TensorFlow™ with LIBXSMM

Getting Started

This document is an early recipe for building and running TensorFlow with LIBXSMM. The amount of covered code paths as well as the performance of these code paths will be improved as the integration progresses. This means that executing TensorFlow for any real workload (or benchmark) beside of the cases shown below may not use LIBXSMM at all (same is/remains true for any system without Intel AVX2 instruction set extension). Relying on the master revision of TensorFlow is perfectly fine since the integration work is merged on a frequent basis. However, to capture the latest revision of the integration one may rely on:

git clone https://github.com/benoitsteiner/tensorflow-xsmm.git
wget https://github.com/hfp/libxsmm/archive/master.zip
sha256sum libxsmm-master.zip

To try LIBXSMM's master revision, the file tensorflow/workspace.bzl can be adjusted by using the SHA256 sum from above:

  native.new_http_archive(
      name = "libxsmm_archive",
      urls = [
          "https://github.com/hfp/libxsmm/archive/master.zip",
      ],
      sha256 = "<sha256sum libxsmm-master.zip>",
      strip_prefix = "libxsmm-master",
      build_file = str(Label("//third_party:libxsmm.BUILD")),
  )

Beside of the regular prerequisites, nothing else is needed to use TensorFlow with LIBXSMM. Prior to Bazel 0.4.5, it was helpful to change TensorFlow's configure script by replacing bazel clean --expunge with bazel clean --expunge_async (at least when NFS-hosted).
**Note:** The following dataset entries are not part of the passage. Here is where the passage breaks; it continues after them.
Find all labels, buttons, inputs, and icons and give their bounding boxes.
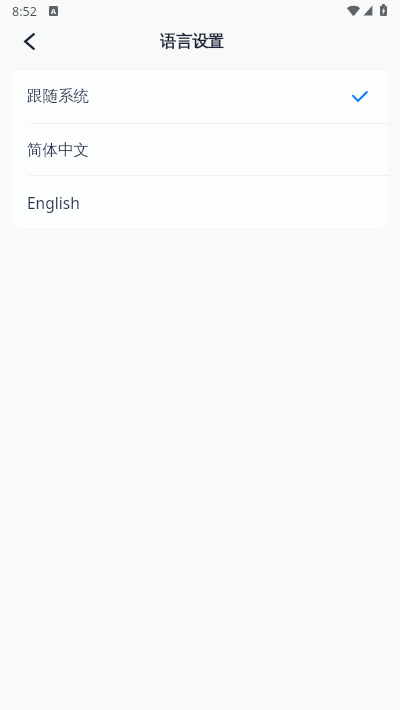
staticText: 跟随系统: [27, 86, 89, 106]
button[interactable]: English: [10, 176, 390, 229]
staticText: 简体中文: [27, 140, 89, 160]
staticText: 8:52: [12, 3, 37, 20]
button[interactable]: Back: [5, 22, 53, 61]
button[interactable]: 跟随系统: [10, 69, 390, 123]
staticText: English: [27, 192, 80, 213]
button[interactable]: 简体中文: [10, 124, 390, 175]
staticText: A: [51, 6, 56, 16]
staticText: 语言设置: [160, 32, 224, 52]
cd /path/to/tensorflow-xsmm
./configure

When behind a HTTP-proxy, the environment variables should carry https:// or http://:

export https_proxy=https://proxy.domain.com:912
export http_proxy=http://proxy.domain.com:911

Please note that certain content under tensorflow/models may cause an error during the configuration. In such a case, simply configure with "models" temporarily not present. In general, if the build step of any of the Bazel commands goes wrong, -s --verbose_failures can be added to the command line (-s shows the full command of each of the build steps). The flags --define tensorflow_xsmm=1, --define eigen_xsmm=1, and --define tensorflow_xsmm_backward=1 are not actually needed for all the cases, but are supplied for consistency.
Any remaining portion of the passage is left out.